Lorsque le Reichsrath s’assembla au commencement de 1872, les députés bohèmes et moraves s’abstinrent d’y venir siéger. Ce qu’il y a de curieux à remarquer, c’est que les fédéralistes auraient eu la majorité au Reichsrath, si tous les groupes dont il se compose avaient consenti à venir combattre le parti allemand sur le terrain constitutionnel ; mais l’esprit de système qui anime les Tchèques de Bohême, leur attachement opiniâtre aux doctrines du droit. historique, développées par MM. Rieger et Palaçki, les empêchent de céder à des considérations de tactique parlementaire. Un instant, le gouvernement craignit que le Reichsrath ne réunît pas le nombre de 100 députés nécessaire pour que les délibérations pussent avoir lieu légalement. Cette appréhension ne se réalisa point, et environ 125 députés parurent dans la salle des séances. Depuis ce temps, le parti national ou parti tchèque continua énergiquement sa résistance systématique. La diète de Prague, ayant été dissoute, fut remplacée au mois de mai par une nouvelle diète où le ministère Auersperg et le parti centraliste se trouvèrent avoir la majorité ; mais c’est là une victoire dont il ne faudrait pas abuser. On sait que c’est par curies que se font les votes pour les diètes cisleithanes ; or c’est la catégorie des grands propriétaires allemands, ce n’est pas la majorité numérique de l’ensemble des populations qui décida du résultat des élections en Bohême. Les Tchèques, en refusant de siéger soit à la diète de Prague, soit au Reichsrath de Vienne, disparaissent pour ainsi dire de la surface officielle ; ils n’en cessent pas moins de remuer les profondeurs de la nation, et le gouvernement est intéressé à ne pas creuser entre eux et lui un abîme dans lequel pourraient se perdre les espérances d’accord et de pacification morale.

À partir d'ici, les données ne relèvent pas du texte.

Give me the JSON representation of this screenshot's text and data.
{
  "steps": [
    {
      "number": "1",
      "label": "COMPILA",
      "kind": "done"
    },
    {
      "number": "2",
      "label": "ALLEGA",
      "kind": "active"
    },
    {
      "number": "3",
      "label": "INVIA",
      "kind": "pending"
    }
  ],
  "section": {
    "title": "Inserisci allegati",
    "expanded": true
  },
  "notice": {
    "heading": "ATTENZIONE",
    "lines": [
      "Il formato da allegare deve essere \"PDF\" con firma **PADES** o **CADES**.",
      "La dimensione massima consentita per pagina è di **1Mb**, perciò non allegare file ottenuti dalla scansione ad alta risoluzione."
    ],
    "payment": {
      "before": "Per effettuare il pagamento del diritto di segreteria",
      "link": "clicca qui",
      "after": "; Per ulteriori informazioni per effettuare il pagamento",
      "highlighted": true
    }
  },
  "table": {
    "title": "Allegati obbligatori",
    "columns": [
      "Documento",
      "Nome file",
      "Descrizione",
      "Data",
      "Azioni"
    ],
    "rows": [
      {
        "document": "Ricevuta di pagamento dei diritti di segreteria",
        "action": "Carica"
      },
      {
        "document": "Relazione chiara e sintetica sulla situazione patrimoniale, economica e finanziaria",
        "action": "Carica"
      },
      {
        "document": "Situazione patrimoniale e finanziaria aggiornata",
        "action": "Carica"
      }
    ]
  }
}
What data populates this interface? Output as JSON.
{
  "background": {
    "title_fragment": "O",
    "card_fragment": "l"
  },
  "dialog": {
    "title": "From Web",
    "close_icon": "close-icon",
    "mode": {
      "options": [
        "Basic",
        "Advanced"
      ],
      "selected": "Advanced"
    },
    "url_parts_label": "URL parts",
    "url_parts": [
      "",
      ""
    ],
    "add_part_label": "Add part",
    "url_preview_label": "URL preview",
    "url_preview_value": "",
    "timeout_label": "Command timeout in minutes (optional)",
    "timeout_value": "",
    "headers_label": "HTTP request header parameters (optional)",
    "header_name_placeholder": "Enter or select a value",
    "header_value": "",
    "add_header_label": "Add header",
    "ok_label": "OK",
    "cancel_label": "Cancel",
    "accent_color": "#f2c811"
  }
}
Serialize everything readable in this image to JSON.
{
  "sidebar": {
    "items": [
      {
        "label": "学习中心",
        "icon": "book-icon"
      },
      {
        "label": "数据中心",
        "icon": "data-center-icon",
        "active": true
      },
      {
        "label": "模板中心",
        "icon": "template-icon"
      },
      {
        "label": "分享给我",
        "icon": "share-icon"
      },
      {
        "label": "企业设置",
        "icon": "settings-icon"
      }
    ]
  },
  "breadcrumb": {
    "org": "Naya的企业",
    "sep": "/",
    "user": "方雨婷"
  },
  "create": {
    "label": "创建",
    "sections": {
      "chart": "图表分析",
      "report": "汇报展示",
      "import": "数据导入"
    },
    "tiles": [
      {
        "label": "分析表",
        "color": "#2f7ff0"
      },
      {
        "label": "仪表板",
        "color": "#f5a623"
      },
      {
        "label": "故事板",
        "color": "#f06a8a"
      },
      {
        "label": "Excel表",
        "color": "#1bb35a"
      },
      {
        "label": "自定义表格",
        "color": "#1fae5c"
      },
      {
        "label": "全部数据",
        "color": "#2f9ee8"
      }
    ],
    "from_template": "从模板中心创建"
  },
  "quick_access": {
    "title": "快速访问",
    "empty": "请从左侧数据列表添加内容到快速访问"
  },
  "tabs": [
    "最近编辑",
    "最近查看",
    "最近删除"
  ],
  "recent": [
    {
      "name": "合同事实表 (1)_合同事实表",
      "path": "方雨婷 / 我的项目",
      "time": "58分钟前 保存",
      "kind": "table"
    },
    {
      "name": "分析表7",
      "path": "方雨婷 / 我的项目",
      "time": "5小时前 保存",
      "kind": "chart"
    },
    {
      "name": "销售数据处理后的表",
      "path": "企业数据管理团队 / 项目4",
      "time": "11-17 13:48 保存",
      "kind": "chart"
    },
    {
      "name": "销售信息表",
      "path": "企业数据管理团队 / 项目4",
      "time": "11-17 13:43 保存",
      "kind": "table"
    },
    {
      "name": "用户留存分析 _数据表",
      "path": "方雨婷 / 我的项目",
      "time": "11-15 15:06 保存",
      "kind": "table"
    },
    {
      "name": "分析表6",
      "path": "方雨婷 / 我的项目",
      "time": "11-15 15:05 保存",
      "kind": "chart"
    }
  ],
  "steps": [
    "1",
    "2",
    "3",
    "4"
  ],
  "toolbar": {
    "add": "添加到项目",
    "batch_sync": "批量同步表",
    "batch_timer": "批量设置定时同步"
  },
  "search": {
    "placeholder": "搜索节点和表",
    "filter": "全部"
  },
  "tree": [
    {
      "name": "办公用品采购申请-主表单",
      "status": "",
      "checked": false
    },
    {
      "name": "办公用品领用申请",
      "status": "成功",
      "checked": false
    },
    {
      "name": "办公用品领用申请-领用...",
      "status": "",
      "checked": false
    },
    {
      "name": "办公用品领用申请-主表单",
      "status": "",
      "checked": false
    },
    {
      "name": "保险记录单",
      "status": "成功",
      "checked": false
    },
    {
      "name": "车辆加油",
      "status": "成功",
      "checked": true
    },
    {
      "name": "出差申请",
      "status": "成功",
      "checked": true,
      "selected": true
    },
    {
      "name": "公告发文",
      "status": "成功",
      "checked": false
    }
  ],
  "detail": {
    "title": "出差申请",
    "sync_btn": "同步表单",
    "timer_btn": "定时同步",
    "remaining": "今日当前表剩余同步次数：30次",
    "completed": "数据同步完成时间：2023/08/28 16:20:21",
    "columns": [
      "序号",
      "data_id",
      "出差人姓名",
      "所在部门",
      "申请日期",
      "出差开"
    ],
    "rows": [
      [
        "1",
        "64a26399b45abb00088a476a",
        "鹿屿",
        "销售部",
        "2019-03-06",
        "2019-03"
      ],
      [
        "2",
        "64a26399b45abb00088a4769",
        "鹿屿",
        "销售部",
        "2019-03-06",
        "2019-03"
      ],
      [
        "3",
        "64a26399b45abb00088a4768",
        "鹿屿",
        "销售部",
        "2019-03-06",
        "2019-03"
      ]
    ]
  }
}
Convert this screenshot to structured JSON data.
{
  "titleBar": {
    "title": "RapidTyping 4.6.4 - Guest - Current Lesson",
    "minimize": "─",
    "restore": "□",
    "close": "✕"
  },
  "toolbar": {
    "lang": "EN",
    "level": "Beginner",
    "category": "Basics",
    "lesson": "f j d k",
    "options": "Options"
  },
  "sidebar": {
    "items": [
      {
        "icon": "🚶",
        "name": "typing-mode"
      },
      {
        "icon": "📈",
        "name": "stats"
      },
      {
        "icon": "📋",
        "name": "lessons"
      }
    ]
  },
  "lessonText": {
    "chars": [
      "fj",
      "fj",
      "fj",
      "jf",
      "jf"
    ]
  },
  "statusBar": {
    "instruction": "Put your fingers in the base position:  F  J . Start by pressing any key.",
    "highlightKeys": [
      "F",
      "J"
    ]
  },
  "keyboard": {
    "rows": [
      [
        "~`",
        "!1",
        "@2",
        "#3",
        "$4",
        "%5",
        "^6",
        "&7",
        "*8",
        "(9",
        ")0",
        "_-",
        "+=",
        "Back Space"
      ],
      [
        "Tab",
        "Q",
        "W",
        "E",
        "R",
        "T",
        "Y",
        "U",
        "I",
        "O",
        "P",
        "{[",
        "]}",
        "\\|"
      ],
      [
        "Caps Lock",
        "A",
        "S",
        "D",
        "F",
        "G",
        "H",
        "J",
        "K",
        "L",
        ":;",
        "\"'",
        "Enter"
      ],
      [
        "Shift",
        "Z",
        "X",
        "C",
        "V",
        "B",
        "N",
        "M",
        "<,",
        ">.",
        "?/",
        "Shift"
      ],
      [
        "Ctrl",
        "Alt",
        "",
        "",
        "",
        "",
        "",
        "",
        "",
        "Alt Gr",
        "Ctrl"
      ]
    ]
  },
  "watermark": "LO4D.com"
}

D’après le point de vue où les Tchèques se sont placés, il était naturel de les voir s’opposer à une réforme électorale qui a pour but de fortifier l’action ? du Reichsrath et l’influence du parti centraliste. Aussi tous les journaux tchèques firent-ils au projet du gouvernement l’opposition la plus vive. Quant à leurs députés au Reichsrath, ils refusèrent de se rendre à cette assemblée, et furent, en raison de cette abstention systématique, considérés comme démissionnaires. Le parti national de Bohême n’a donc pris aucune part à la réforme électorale, et cette importante question a été réglée sans aucun concours direct ou indirect de l’élément tchèque ; nous allons voir qu’il en a été de même en ce qui touche la Galicie.

Si l’opposition des Polonais de Galicie n’a pas été aussi ardente que celle des Tchèques de Bohême, elle n’en a pas moins présenté un caractère très accentué. Les Polonais ne demandent pas le renversement de la constitution de 1867, et ils ne font pas au dualisme des objections absolues, mais ils réclament pour leur province une extension d’autonomie considérable. Le 20 septembre 1868, la diète de Lemberg formula ses demandes dans une résolution qui contenait les cinq points suivants : 1° l’élection des députés de la diète au Reichsrath, leur nombre, le mode électoral et la durée de leur mandat, seraient fixés par la législation du pays ; les élections directes pour le Reichsrath ne seraient jamais acceptées pour la Galicie ; 2° on soustrairait à la compétence du Reichsrath, pour les faire rentrer dans les attributions de la diète, le règlement des questions commerciales, la législation sur les institutions de crédit et d’assurance, sur l’indigénat et la police des étrangers, sur la propriété intellectuelle, sur les universités, sur les principes généraux de l’organisation judiciaire et administrative ; 3° la députation de la diète ne prendrait part aux débats du Reichsrath que pour les affaires communes à la Galicie et aux autres pays représentés dans cette assemblée ; 4° il serait distrait des fonds de l’état une somme répondant aux besoins réels du pays et mise à la disposition de la diète ; 5° en ce qui concerne l’administration, la justice, les cultes, l’instruction, les intérêts agricoles et la sûreté publique, la Galicie recevrait un gouvernement distinct, sous la direction d’un chancelier ou ministre spécial ; le gouvernement serait responsable devant la diète de l’exécution des lois du pays.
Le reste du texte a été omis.